Dealing with misbehaving kids is tough for any parent. But what’s a dad to do when they’re still pulling shenanigans as adults? And tougher still, what if he’s partly to blame?

Increasingly concerned by his son’s extramarital affair and daughter’s erratic lifestyle, Southern business owner and family patriarch Bill decides to intervene. The hilarity and heartbreak of his Southern family and well-intentioned meddling form the center of A Little Prayer, a drama that premiered January 23 at the 2023 Sundance Film Festival.

Returning to Sundance for the first time since his much-acclaimed screenplay Junebug (2005), writer-director Angus MacLachlan again drew inspiration from his backyard. A born and raised North Carolinian, he told the audience at the post-premiere Q&A that he wanted to see more authentic depictions of the South.

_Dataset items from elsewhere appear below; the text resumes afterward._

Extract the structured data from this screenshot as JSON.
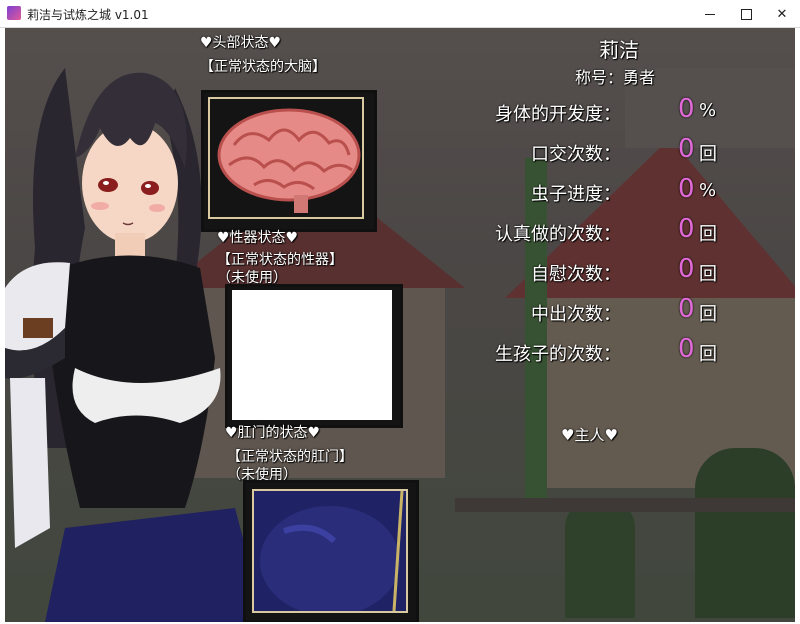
{
  "window": {
    "title": "莉洁与试炼之城 v1.01",
    "controls": {
      "minimize": "minimize-icon",
      "maximize": "maximize-icon",
      "close": "close-icon"
    }
  },
  "status_panel": {
    "head_title": "♥头部状态♥",
    "head_state": "【正常状态的大脑】",
    "genital_title": "♥性器状态♥",
    "genital_state": "【正常状态的性器】",
    "genital_note": "（未使用）",
    "anal_title": "♥肛门的状态♥",
    "anal_state": "【正常状态的肛门】",
    "anal_note": "（未使用）"
  },
  "profile": {
    "name": "莉洁",
    "title_line": "称号：勇者",
    "stats": [
      {
        "label": "身体的开发度：",
        "value": "0",
        "unit": "%"
      },
      {
        "label": "口交次数：",
        "value": "0",
        "unit": "回"
      },
      {
        "label": "虫子进度：",
        "value": "0",
        "unit": "%"
      },
      {
        "label": "认真做的次数：",
        "value": "0",
        "unit": "回"
      },
      {
        "label": "自慰次数：",
        "value": "0",
        "unit": "回"
      },
      {
        "label": "中出次数：",
        "value": "0",
        "unit": "回"
      },
      {
        "label": "生孩子的次数：",
        "value": "0",
        "unit": "回"
      }
    ],
    "master_label": "♥主人♥"
  },
  "colors": {
    "accent_value": "#e06ad8",
    "text": "#ffffff"
  }
}
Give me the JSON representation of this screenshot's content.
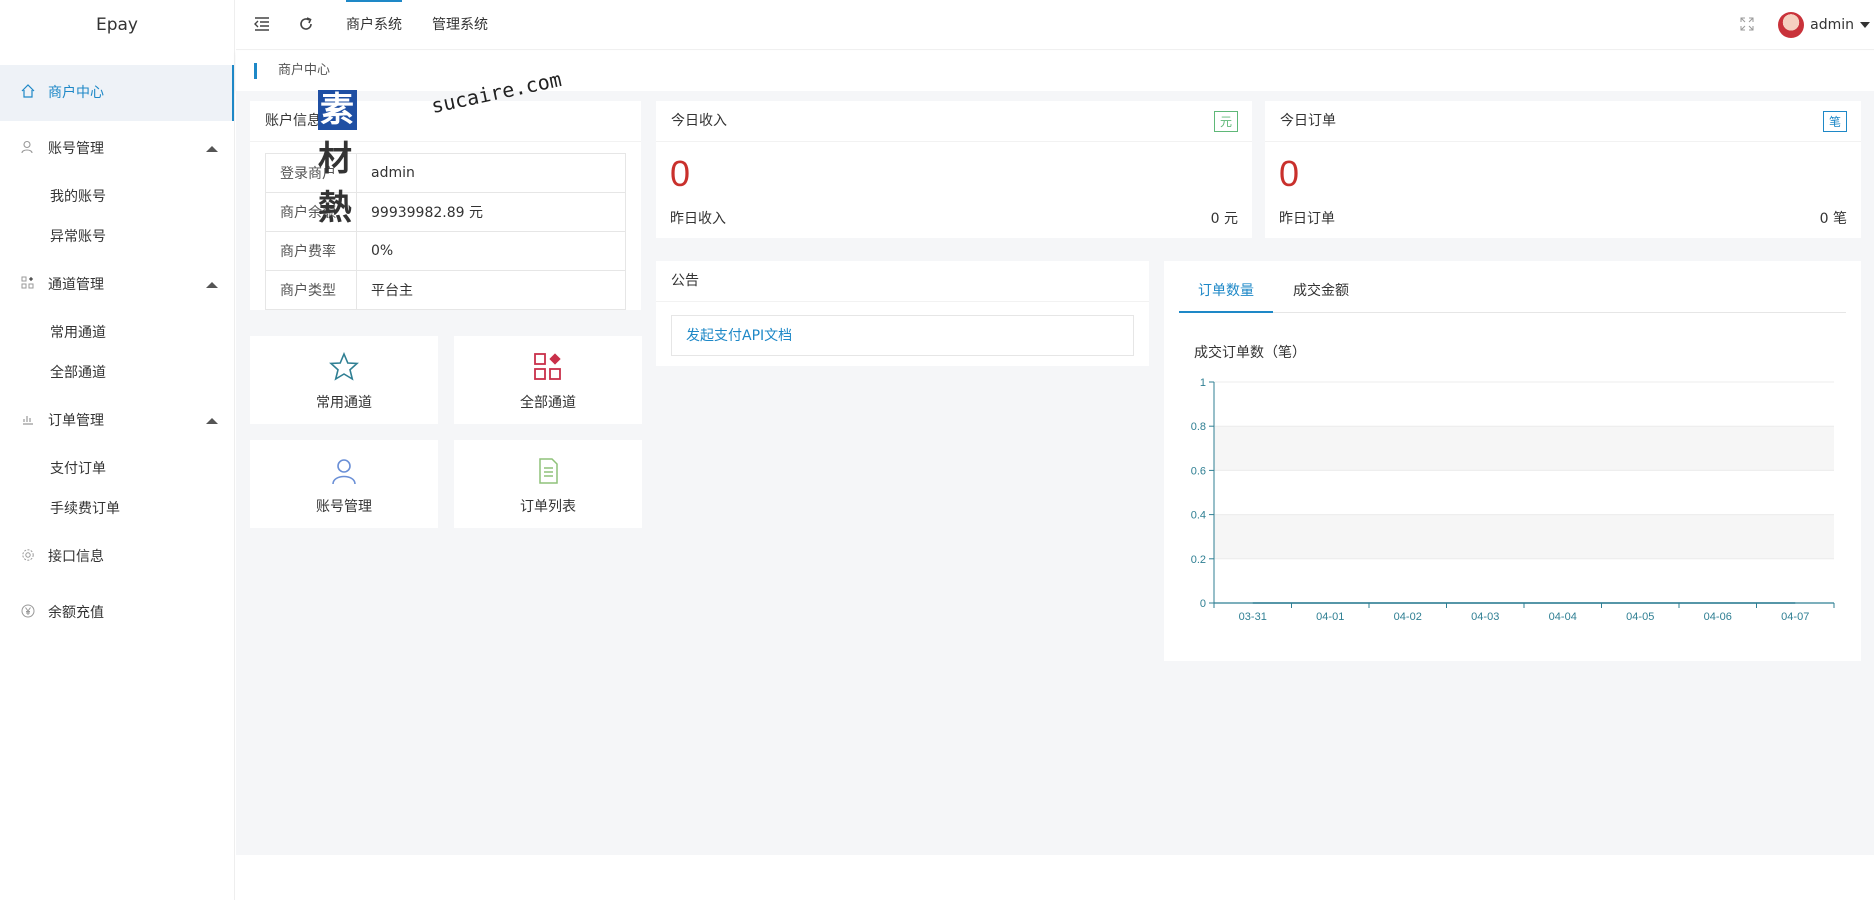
{
  "app": {
    "logo": "Epay"
  },
  "sidebar": {
    "items": [
      {
        "label": "商户中心",
        "icon": "home-icon"
      },
      {
        "label": "账号管理",
        "icon": "user-icon",
        "children": [
          "我的账号",
          "异常账号"
        ]
      },
      {
        "label": "通道管理",
        "icon": "grid-icon",
        "children": [
          "常用通道",
          "全部通道"
        ]
      },
      {
        "label": "订单管理",
        "icon": "chart-icon",
        "children": [
          "支付订单",
          "手续费订单"
        ]
      },
      {
        "label": "接口信息",
        "icon": "gear-icon"
      },
      {
        "label": "余额充值",
        "icon": "yen-icon"
      }
    ]
  },
  "header": {
    "tabs": [
      "商户系统",
      "管理系统"
    ],
    "user": "admin"
  },
  "breadcrumb": "商户中心",
  "watermark": {
    "cn": "素材熱",
    "en": "sucaire.com"
  },
  "account": {
    "title": "账户信息",
    "rows": [
      {
        "k": "登录商户",
        "v": "admin"
      },
      {
        "k": "商户余额",
        "v": "99939982.89 元"
      },
      {
        "k": "商户费率",
        "v": "0%"
      },
      {
        "k": "商户类型",
        "v": "平台主"
      }
    ]
  },
  "quick": [
    "常用通道",
    "全部通道",
    "账号管理",
    "订单列表"
  ],
  "income": {
    "title": "今日收入",
    "badge": "元",
    "value": "0",
    "sub_label": "昨日收入",
    "sub_value": "0 元"
  },
  "orders": {
    "title": "今日订单",
    "badge": "笔",
    "value": "0",
    "sub_label": "昨日订单",
    "sub_value": "0 笔"
  },
  "notice": {
    "title": "公告",
    "link": "发起支付API文档"
  },
  "chart_panel": {
    "tabs": [
      "订单数量",
      "成交金额"
    ]
  },
  "colors": {
    "accent": "#1e88c7",
    "red": "#c9302c",
    "green": "#5fb878",
    "chart_axis": "#2f7f93"
  },
  "chart_data": {
    "type": "line",
    "title": "成交订单数（笔）",
    "categories": [
      "03-31",
      "04-01",
      "04-02",
      "04-03",
      "04-04",
      "04-05",
      "04-06",
      "04-07"
    ],
    "series": [
      {
        "values": [
          0,
          0,
          0,
          0,
          0,
          0,
          0,
          0
        ]
      }
    ],
    "yticks": [
      "0",
      "0.2",
      "0.4",
      "0.6",
      "0.8",
      "1"
    ],
    "ylim": [
      0,
      1
    ],
    "grid": true
  }
}
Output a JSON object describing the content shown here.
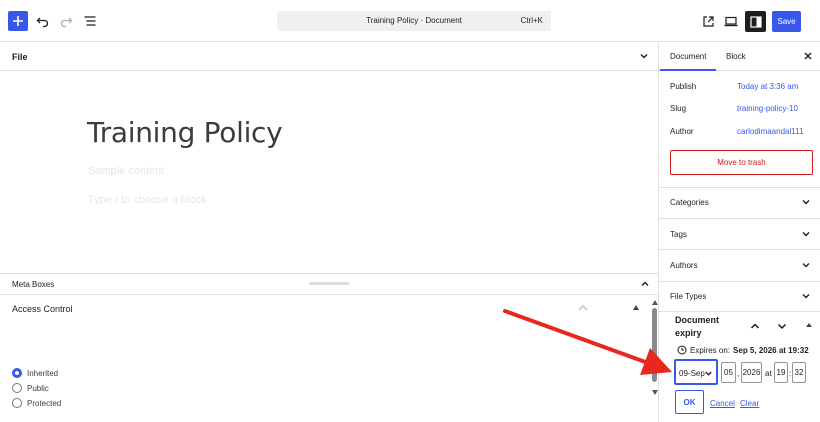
{
  "toolbar": {
    "title": "Training Policy · Document",
    "shortcut": "Ctrl+K",
    "save_label": "Save",
    "accent": "#3858e9"
  },
  "editor": {
    "file_label": "File",
    "post_title": "Training Policy",
    "sample_text": "Sample content",
    "block_placeholder": "Type / to choose a block"
  },
  "meta_boxes": {
    "title": "Meta Boxes",
    "access_control": {
      "title": "Access Control",
      "options": [
        {
          "label": "Inherited",
          "checked": true
        },
        {
          "label": "Public",
          "checked": false
        },
        {
          "label": "Protected",
          "checked": false
        }
      ]
    }
  },
  "sidebar": {
    "tabs": [
      "Document",
      "Block"
    ],
    "publish": {
      "label": "Publish",
      "value": "Today at 3:36 am"
    },
    "slug": {
      "label": "Slug",
      "value": "training-policy-10"
    },
    "author": {
      "label": "Author",
      "value": "carlodimaandal111"
    },
    "trash_label": "Move to trash",
    "trash_color": "#cc1818",
    "panels": [
      "Categories",
      "Tags",
      "Authors",
      "File Types"
    ],
    "expiry": {
      "title": "Document expiry",
      "expires_prefix": "Expires on:",
      "expires_value": "Sep 5, 2026 at 19:32",
      "month": "09-Sep",
      "day": "05",
      "year": "2026",
      "at": "at",
      "hour": "19",
      "minute": "32",
      "ok_label": "OK",
      "cancel_label": "Cancel",
      "clear_label": "Clear"
    }
  },
  "annotation": {
    "arrow_color": "#e8271f"
  }
}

“I take a little bit of exception to the way Southerners are often portrayed in a cliched way,” MacLachlan says. “I also think that [in the] history of film — from James Cagney to Succession — they’re set in New York but we don’t think of them as regional films; they’re just accepted as stories. So I don’t really think [about] what I do as regional, it just happens to be here [in North Carolina]. And it could be, hopefully, the old trope that, if you are very specific, it becomes universal.”

 

A still of the cast in "A Little Prayer," which premiered January 23.

Not only is A Little Prayer set and filmed in his hometown of Winston-Salem, but MacLachlan realized later that his journey as a parent provided additional fuel for the project. 

“I started it when my daughter was 16, and she’s now 21,” he said in a video interview. “The film is really about parenting adult children and how you still want to protect them and tell them what to do, and you can’t.” 

Bill can certainly relate. Played with empathy by David Strathairn, Bill struggles to confront his son’s philandering while he tries to protect his seemingly naive daughter-in-law, Tammy (Jane Levy). Meanwhile, a visit from his comically dysfunctional daughter, Patty (Anna Camp), throws the whole house off-kilter. 

A commentary on life in Southern towns, the film subtly examines the cyclical nature of problems in families — from the lingering challenges veterans face, to the influences of patriarchy, ingrained gender roles, and societal expectations.

“I always want to portray stories where every character has something going on. That’s interesting to me, and that’s the way family is — you don’t know the secrets about everybody, you don’t really know what’s going on,” MacLachlan says at the Q&A. “In this Southern family there’s a certain kind of propriety about not going too far into a people’s business, and they’re also a military family, so they know [the] protocol.”

One audience member asks MacLachlan whether it was difficult to depict the film’s strong women characters and vulnerable male characters, as well as controversial topics like PTSD and reproductive rights. 

“It’s an interesting question now about what you have the right to tell. I’m an actor and consider myself an artist,” he responds, “and I think the point of art is to make us understand something beyond what our lived history is. So I feel as strongly [that] the women characters, I can relate to as much as the men characters. It was interesting to see these two strong men [that] are really struggling.” 

As Bill and his wife Venida (Celia Weston) find, there’s a fine and murky line between helping children and enabling their damaging behavioral patterns.

Sometimes, all you can do is say a little prayer.